Regardless, when I pulled up to the restaurant, my Father asked me how my day went, and I told him it was long, and tiring. He said, you know, when people ask you how your day went, they don't actually want to know. I wanted to say, if you understood the reasons behind and the weight of what you just said you would understand me entirely. Instead I told him I'd try and give a better answer next time, to which my Mom looked disgusted, and said, "He doesn't mean with family."

I'm reading "The Stranger" by Albert Camus. I sleep with it next to me, and if I could wrap my arms around it, or beg it to nurse and cradle me, I would. That is all there is to say about that.

When I was in rehab I started to cry about anarchy in a group therapy session. A man who is exactly like me in every way except for his upholding morality spoke to me as if I was a child who has been hanging around with the wrong crowd. "Is this Nietzche? Is that where you're getting all this?" I always want to say, I've never read Neitzche, I've always believed this, but I hear he says the same things, but I'm pretty confident no one would believe me.

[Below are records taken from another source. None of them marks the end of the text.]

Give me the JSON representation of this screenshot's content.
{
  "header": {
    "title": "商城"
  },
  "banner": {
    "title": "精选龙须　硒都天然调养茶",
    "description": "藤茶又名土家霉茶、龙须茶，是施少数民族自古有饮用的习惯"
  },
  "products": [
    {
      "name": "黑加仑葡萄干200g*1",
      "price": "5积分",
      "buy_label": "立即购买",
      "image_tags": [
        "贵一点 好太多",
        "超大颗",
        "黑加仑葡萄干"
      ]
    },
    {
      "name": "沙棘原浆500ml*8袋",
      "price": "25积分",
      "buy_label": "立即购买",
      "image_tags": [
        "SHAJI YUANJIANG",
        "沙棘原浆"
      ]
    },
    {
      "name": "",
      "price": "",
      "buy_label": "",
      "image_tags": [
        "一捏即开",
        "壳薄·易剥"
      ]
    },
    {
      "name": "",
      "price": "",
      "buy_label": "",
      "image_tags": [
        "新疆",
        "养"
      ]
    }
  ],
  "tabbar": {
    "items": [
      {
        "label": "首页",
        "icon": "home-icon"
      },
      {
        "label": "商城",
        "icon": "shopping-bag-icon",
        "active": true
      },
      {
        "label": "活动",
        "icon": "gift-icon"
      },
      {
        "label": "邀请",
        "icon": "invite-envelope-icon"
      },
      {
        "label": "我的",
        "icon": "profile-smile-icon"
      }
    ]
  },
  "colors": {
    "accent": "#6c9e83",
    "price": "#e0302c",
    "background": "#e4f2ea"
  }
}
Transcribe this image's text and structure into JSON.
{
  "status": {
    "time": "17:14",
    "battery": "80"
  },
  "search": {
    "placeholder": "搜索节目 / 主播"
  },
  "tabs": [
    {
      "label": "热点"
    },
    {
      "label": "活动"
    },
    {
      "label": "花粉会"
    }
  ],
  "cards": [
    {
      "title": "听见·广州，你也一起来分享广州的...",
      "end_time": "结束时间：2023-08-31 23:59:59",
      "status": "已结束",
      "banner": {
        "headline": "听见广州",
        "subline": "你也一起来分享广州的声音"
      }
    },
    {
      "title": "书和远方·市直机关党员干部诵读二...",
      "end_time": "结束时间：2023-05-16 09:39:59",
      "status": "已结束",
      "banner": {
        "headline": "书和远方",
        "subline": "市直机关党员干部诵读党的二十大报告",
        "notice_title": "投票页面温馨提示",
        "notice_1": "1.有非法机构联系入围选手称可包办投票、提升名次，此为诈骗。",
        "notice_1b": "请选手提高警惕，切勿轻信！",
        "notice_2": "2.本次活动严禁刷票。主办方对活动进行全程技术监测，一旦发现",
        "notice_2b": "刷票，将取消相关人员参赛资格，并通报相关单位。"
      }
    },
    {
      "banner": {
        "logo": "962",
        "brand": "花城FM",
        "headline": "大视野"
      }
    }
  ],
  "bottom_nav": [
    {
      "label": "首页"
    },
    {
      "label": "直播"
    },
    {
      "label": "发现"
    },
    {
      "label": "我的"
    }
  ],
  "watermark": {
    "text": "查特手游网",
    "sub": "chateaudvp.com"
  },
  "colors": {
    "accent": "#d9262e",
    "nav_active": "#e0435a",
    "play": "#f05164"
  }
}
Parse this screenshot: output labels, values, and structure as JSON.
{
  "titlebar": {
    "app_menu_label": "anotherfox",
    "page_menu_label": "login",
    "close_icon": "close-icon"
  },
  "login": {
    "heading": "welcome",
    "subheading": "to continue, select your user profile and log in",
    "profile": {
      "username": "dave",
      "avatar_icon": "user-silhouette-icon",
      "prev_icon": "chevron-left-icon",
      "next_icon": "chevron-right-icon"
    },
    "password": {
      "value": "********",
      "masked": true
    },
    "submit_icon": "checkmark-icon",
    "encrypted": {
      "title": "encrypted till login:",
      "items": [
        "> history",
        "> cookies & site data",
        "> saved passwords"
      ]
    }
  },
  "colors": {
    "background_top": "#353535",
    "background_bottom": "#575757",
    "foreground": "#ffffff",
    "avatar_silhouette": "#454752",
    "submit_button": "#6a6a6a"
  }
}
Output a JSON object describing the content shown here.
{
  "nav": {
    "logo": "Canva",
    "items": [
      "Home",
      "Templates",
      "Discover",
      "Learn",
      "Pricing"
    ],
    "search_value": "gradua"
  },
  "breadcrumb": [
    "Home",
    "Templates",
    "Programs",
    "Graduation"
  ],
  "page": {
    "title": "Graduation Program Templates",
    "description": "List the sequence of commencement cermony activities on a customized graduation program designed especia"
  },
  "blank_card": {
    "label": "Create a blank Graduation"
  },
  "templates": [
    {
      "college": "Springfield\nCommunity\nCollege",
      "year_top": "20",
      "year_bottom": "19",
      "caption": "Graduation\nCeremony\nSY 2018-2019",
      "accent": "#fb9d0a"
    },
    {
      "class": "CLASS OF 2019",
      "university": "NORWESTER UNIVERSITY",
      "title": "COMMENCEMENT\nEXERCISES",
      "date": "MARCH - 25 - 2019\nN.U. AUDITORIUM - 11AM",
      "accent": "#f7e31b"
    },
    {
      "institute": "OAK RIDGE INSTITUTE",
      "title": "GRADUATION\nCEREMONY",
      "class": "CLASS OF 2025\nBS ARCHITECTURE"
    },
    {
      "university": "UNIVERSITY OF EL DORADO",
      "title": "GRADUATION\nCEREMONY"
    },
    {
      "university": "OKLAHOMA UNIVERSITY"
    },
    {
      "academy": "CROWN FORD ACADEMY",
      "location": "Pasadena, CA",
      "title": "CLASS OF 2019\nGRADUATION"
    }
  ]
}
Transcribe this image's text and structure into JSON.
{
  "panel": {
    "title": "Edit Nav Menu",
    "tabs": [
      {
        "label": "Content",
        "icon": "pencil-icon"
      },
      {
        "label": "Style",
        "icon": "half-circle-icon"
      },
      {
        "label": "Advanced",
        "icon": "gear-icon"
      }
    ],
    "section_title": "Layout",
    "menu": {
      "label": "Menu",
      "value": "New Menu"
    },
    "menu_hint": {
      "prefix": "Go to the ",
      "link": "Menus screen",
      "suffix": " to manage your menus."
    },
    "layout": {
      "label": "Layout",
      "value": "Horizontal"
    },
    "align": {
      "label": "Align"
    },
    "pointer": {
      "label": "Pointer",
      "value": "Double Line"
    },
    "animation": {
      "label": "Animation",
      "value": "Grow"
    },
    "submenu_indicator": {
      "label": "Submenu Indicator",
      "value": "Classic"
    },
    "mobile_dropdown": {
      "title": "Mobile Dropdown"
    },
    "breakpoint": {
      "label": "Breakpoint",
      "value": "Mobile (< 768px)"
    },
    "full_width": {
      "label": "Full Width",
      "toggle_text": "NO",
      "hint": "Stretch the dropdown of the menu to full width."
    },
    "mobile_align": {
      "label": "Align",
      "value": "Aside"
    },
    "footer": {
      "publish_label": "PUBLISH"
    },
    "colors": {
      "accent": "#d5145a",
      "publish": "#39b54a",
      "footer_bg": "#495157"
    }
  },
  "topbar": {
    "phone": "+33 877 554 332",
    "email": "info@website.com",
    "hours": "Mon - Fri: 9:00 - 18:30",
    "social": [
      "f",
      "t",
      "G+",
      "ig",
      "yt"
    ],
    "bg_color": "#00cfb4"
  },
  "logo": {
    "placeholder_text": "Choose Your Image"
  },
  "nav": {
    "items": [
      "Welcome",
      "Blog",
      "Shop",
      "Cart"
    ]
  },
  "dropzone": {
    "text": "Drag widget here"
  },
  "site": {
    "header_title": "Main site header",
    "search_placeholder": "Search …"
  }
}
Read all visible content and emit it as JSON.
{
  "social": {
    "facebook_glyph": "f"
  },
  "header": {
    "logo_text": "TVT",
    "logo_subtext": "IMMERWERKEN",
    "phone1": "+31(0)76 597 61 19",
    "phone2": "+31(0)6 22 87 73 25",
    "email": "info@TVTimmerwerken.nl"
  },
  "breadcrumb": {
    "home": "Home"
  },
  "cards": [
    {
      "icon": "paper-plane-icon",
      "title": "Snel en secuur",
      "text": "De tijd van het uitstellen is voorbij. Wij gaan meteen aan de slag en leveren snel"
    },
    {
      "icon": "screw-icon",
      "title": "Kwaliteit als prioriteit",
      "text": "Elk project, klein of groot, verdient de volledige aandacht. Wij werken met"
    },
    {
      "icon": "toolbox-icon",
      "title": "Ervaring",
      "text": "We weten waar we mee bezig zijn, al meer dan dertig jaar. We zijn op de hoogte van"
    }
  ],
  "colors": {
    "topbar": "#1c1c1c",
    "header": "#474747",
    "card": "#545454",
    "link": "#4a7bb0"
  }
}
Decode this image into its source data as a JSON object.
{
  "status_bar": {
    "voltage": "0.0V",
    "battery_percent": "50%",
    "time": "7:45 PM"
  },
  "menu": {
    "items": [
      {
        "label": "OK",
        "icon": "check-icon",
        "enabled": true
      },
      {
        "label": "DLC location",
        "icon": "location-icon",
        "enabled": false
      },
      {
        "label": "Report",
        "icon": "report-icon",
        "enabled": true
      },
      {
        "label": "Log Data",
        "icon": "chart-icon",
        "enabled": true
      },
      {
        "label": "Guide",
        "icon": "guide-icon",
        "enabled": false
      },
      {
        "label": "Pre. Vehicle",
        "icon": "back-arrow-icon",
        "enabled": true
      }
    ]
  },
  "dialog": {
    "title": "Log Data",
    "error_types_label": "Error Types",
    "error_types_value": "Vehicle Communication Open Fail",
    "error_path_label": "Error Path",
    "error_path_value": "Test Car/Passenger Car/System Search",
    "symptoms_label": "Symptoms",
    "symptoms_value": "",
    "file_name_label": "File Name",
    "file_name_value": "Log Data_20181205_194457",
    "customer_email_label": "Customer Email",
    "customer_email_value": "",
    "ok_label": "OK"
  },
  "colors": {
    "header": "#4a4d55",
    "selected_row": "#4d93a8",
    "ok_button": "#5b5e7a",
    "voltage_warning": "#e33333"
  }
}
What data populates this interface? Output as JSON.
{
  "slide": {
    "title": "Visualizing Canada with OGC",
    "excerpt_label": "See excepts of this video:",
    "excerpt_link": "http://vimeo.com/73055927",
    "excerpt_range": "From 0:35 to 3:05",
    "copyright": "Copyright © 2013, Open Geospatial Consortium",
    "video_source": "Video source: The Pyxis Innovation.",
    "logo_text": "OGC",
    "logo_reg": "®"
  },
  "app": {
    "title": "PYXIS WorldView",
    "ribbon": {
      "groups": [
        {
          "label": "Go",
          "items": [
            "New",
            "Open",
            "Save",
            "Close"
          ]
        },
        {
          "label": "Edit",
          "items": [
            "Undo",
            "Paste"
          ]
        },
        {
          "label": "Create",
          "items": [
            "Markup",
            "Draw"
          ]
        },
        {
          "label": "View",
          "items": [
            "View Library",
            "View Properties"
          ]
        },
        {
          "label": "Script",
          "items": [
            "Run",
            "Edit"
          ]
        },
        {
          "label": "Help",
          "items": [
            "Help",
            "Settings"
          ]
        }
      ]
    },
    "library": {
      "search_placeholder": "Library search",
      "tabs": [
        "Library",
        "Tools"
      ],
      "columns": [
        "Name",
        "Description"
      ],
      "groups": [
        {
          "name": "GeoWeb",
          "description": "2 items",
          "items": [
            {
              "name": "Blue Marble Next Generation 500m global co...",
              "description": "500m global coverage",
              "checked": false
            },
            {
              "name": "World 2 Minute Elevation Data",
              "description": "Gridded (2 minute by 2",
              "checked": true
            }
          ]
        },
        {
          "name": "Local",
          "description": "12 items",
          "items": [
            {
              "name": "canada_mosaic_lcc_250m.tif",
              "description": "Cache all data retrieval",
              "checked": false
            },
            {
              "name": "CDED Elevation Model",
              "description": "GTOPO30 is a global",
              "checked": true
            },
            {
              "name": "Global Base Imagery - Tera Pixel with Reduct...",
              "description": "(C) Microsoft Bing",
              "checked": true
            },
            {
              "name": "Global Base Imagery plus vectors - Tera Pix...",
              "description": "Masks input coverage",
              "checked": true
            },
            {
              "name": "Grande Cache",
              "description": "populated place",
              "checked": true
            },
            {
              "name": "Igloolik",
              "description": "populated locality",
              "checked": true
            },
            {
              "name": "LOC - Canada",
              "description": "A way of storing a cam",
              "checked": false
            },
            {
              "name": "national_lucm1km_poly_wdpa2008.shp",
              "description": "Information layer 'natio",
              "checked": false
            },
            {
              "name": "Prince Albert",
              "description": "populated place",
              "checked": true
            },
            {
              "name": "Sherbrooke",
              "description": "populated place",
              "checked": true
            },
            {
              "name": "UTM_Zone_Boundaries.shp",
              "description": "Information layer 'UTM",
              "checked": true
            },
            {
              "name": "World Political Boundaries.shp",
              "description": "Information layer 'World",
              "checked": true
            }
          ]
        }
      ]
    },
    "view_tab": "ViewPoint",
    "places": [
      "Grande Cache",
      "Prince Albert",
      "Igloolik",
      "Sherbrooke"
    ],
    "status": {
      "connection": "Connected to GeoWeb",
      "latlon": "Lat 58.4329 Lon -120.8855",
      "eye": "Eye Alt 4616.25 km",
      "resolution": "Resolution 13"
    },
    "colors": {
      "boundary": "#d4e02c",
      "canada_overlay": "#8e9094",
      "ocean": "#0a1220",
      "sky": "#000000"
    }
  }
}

I've realized that rehab is another one of those experiences that I don't like talking about because I feel like I can't do it justice. Grandits keeps asking me to tell stories but ever since I stopped being a decent writer, I feel like me verbalizing anything is doing it a great disservice.

I've been wanting to make Emily a mix for weeks. I don't have any blank CD's. There are a lot of other things I've been meaning to do, like contact Chriss and Seth, and call my friends in rehab, who probably could really use to hear from me, and go to AA every once and a while, and see Bonny and a few others, there are so many other things. I remember a scene in Igby Goes Down where the oldest son realizes that his father has done nothing for years but stack cigarettes for hours on end in the desk drawer. I pray to god no one is watching me.

I would go back to Rochester, and hope someone or anyone there would be someone or anyone I could talk to. My grandpa always said, "Fool me once, fuck you."

I had very significant dreams for myself-

Tuesday, April 22, 2008

Home and That

For a Cat Named Pretty Princess

Glassy eyed twenty-somethings, seventy five cent diet pepsis, newport menthol cigarettes.
Stale easter candy, five day old lemon merengue pie, pastel colored m and m's.

Someone wedged the remote control between the cushions, under their ass, and we're sure it was Jessica, and on purpose.

Green erasable pens, half assed art projects, premade frozen pizzas, the smell of feet and pork roasts, hungry diabetic possums.

I say hello to Amber.

Earlier I had explained to a woman named after a borough that I knew the most fundamental element of beauty was sorrow, and that no human power could ever take that from me. She struggled with this, and so I said that I was frustrated, and would be happy with the whole place lit on fire.

The reason I say hi to Amber is so that she doesn't say hi to me first. Then I get to feel like I'm doing her a favor by allowing her to feel like the desire to be familiar is mutual. Sometimes she doesn't hear me.

Three nights ago after we shared a fit of hysterical laughter over a phobic possum, Jessica told me she had tried to slit her wrist with a piece of plastic. We laughed some more and I thought of my brother, I heard his chuckle and unease. I too will bury myself in time under the weight of my social camoflauge.

I can even still hear the possum, eating all the cat food now that the people are asleep.

I was a writer, once. The rest is memory.